Tatsächlich habe ich Gelber Papierdrachen als Antwort geschrieben, weil ich die Sehnsucht als Essenz von Alenas Leiden vermisst habe. Aber da das nur meine Sicht der Sache war, habe ich das eben so umgesetzt, wie es mir gefällt. Und tatsächlich ist Huang ja mehr der Drache, und Lena ist ... wuah ... Alena. :D

 

:D

Sehr cool. Vielen Dank @TeddyMaria für den Verweis zu meiner Geschichte. Es freut mich immer wieder, dass sie der Auslöser für deine Geschichte war.

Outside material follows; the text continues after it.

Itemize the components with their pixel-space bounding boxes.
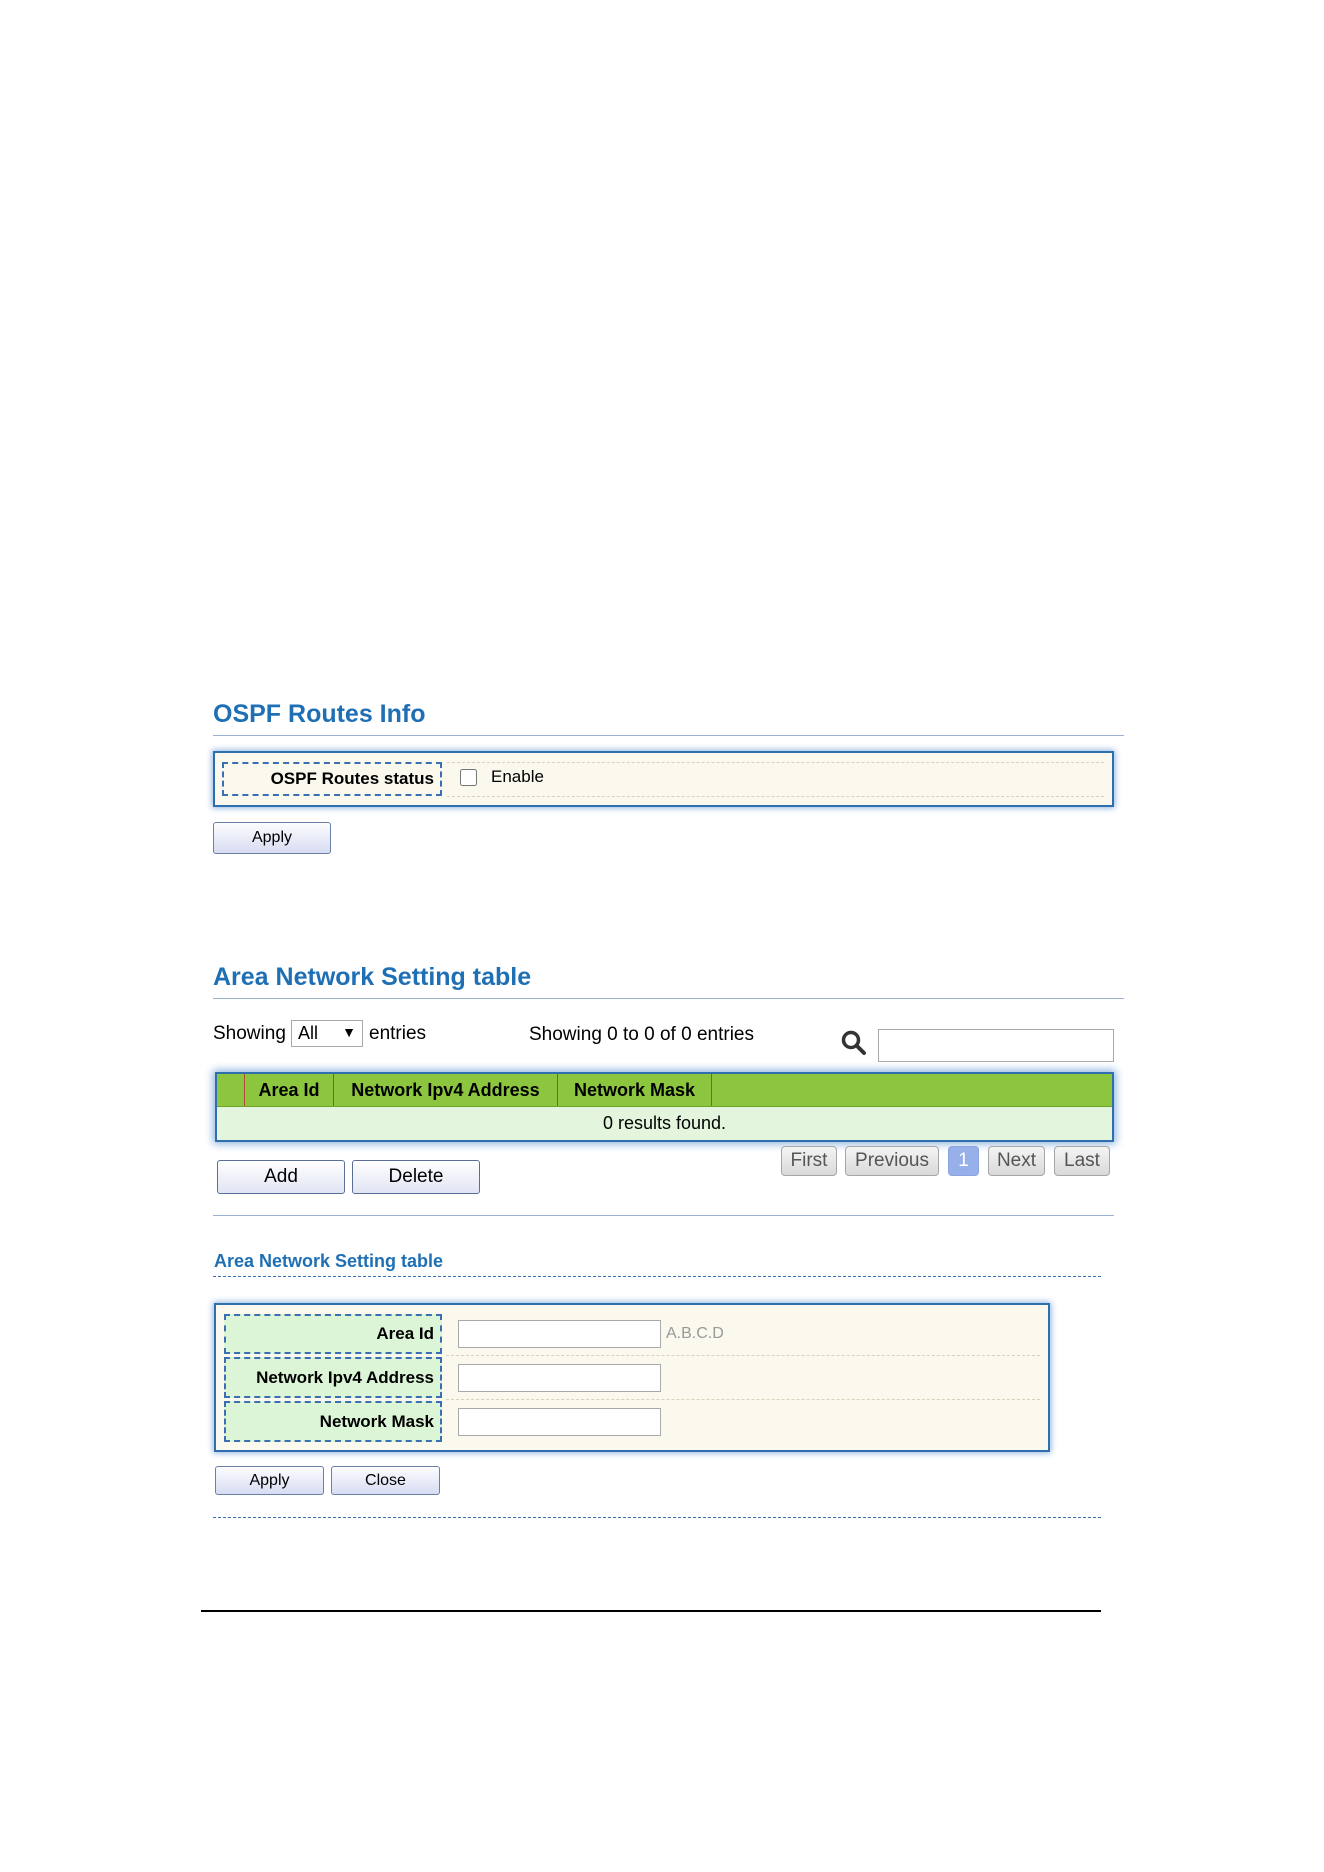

Und danke für deine Sichtweise auf meine Geschichte @N. Ostrich und die Verknüpfung mit Marias. Sehr interessant. :)

 

Liebes @Nichtgeburtstagskind

Tja, inzwischen weiß ich auch, was das für ein nettes Gefühl ist, wenn man eine andere Person inspirieren konnte. Und habe ich mich für die Inspiration eigentlich schon bedankt? Danke!

Lieber @N. Ostrich

Wir haben ja gestern über Unendlichkeit gesprochen, und da war ich ein wenig überrumpelt. Jetzt aber habe ich eine Idee, wie ich den Eindruck, dass die Geschichte sich ewig wiederholt (was nicht meine Intention war) abfedern kann. Steht auf der To-do-Liste.

Leider habe ich meinen Haustürschlüssel im Haus vergessen und muss jetzt noch eine Weile draußen rumlaufen. Hoffe aber, dass ich heute Abend wieder zum Schreiben komme. Dass ich nicht tausend leere Versprechungen abgeben muss.